Empedokles

Vikipedi, özgür ansiklopedi



Bu ansiklopedi maddesinin biçim olarak Vikipedi standartlarına ulaşması için elden geçirilmesi gerekmektedir.
Bu madde Ocak 2006 tarihinden beri etiketli olarak durmaktadır.Düzenleme yapıldıktan sonra bu not silinmelidir.
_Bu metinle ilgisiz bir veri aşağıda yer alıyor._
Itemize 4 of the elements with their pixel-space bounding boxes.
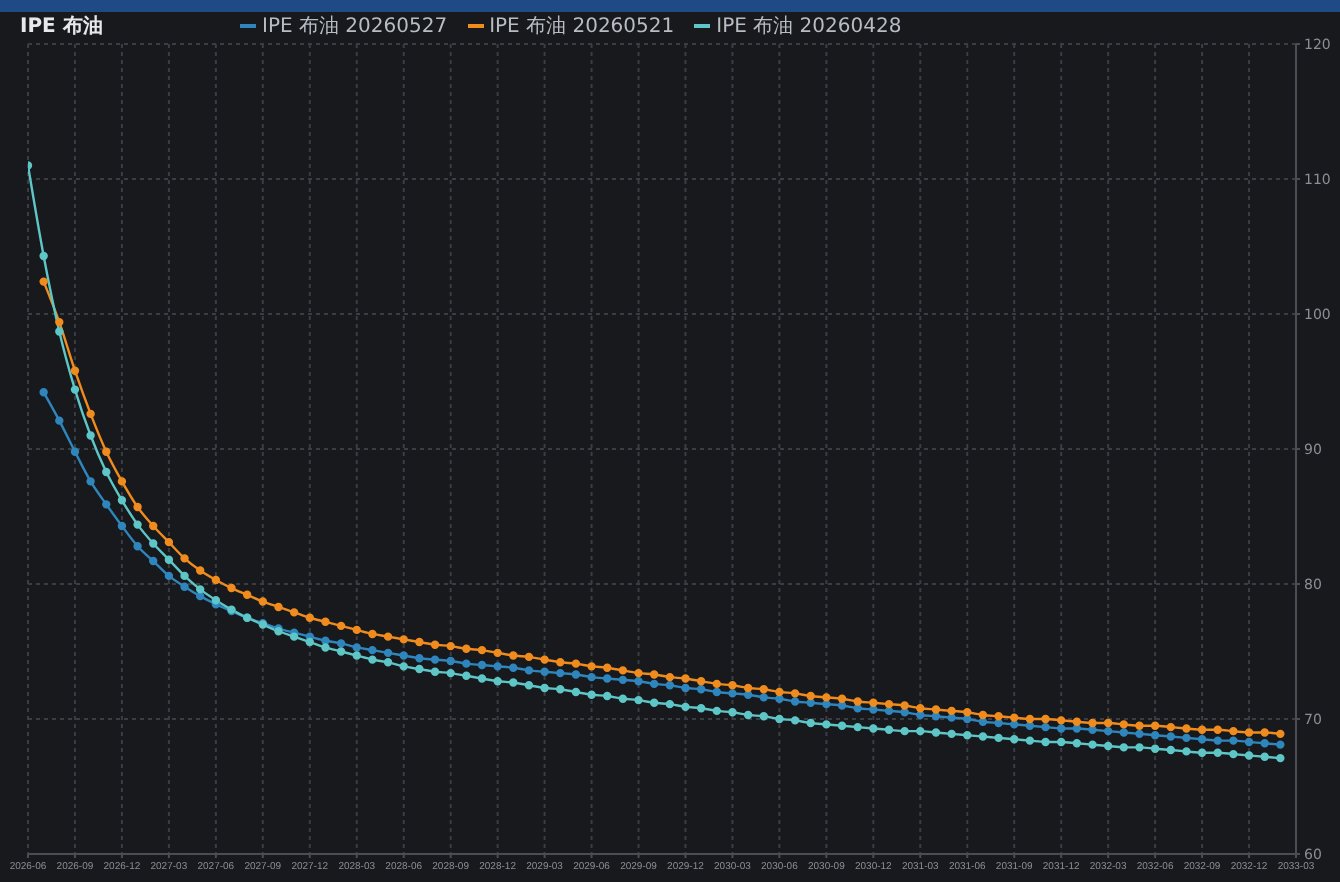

Sicilya adasının güney kıyılarında Akragas (ya da Agrigentum) şehrinin siyasî ortamında, çok sözü geçen bir ailedendir Empedokles. Filozof, bilim adamı ve şarlatan karışımı bir kişiliği vardır. Bilim adamı olarak, havanın ayrı bir töz olduğunu deneysel olarak kanıtlaması, nefes almanın mekaniği hakkındaki görüşleri, merkez kaç kuvvetinin kısmî izahı, ayın yansıyan ışıkla parıldadığı görüşü, bitkilerde cinsiyet olduğunu iddia etmesi, Dünya'nın küre biçiminde olduğunu ileri sürüşü, güneş tutulmasının mekaniği hakkındaki savları, ışığın bir yerden bir yere gitmesi için zaman geçmesi gerektiği konusundaki sözleri, önemli bir bilim adamı olduğunun kanıtlarıdır. Diğer bir enteresan yaklaşımı kan konusundadır. Empedokles'e göre kan, insan hayatının ana taşıyıcısı ve düşünmenin merkezidir. Temel ögeler kanda, en olgun biçimde bir araya gelmişlerdir. İnsanın tüm yetenekleri ise bu karışımın olgunluğuna bağlıdır.

Din üzerindeki görüşleri ise Pythagoras'çıdır. "Orpheic" öğretiden de etkilendiği anlaşılan filozofumuz, sonunda işi, Tanrı olduğunu iddia etmeye kadar götürmüş, bunu kanıtlamak için kendisini Etna dağı kraterine atarak, ölmüştür.

Kendinden önceki doğa filozofları, su, ateş ve havayı temel töz (arkhe) olarak ayrı ayrı belirlemişlerdi. Empedokles bunlara bir de toprağı ekleyerek, ilk defa bir arada kullanan düşünür olmuştur. Ona göre bu dört temel eleman, sevgi ve uyuşmazlık / iticilik gücü ile birleşip ayrılırlar. Bir başka deyişle sevgi ve uyuşmazlık da, maddeyi meydana getiren asal tözlerdendir. Filozofumuzun bilimsel yetenekleri dışında en orijinal tarafı, değişmeyi açıklamak için sevgi ve uyuşmazlık ilkelerini kullanmış olmasıdır.

Dikkate değer bir diğer yönü, Platon'un ünlü mağara mytos'unu, ilk anlatan kişi oluşudur

Parmenides / Herakleitos zıtlığı, felsefeyi uzunca bir süre meşgul etmiştir.

Özetle Herakleitos;

1- Her şey değişiyor. (Her şey akar)

2- Bu yüzden duyumsal algılamalara güvenilebilir demekteyken;

Parmenides;

1- Hiç bir şey değişmez.

2- Bu yüzden duyumsal algılamalara güvenilemez tezini ileri sürmektedir.

Bu ikilemden (dilemma) felsefeyi kurtaran, Sicilyalı Empedokles (İ.Ö. 494 - 434) olmuştur. Empedokles'e göre Parmenides, Herakleitos zıtlığı, "özde tek bir madde" olduğu inancından kaynaklanmaktadır;

Düşünüre göre, her iki görüş de, kısmen doğru, kısmen yanlıştır.

1- Her şey değişmez;

2- Duyumsal algılamalara güvenmeliyiz, zira görüyoruz.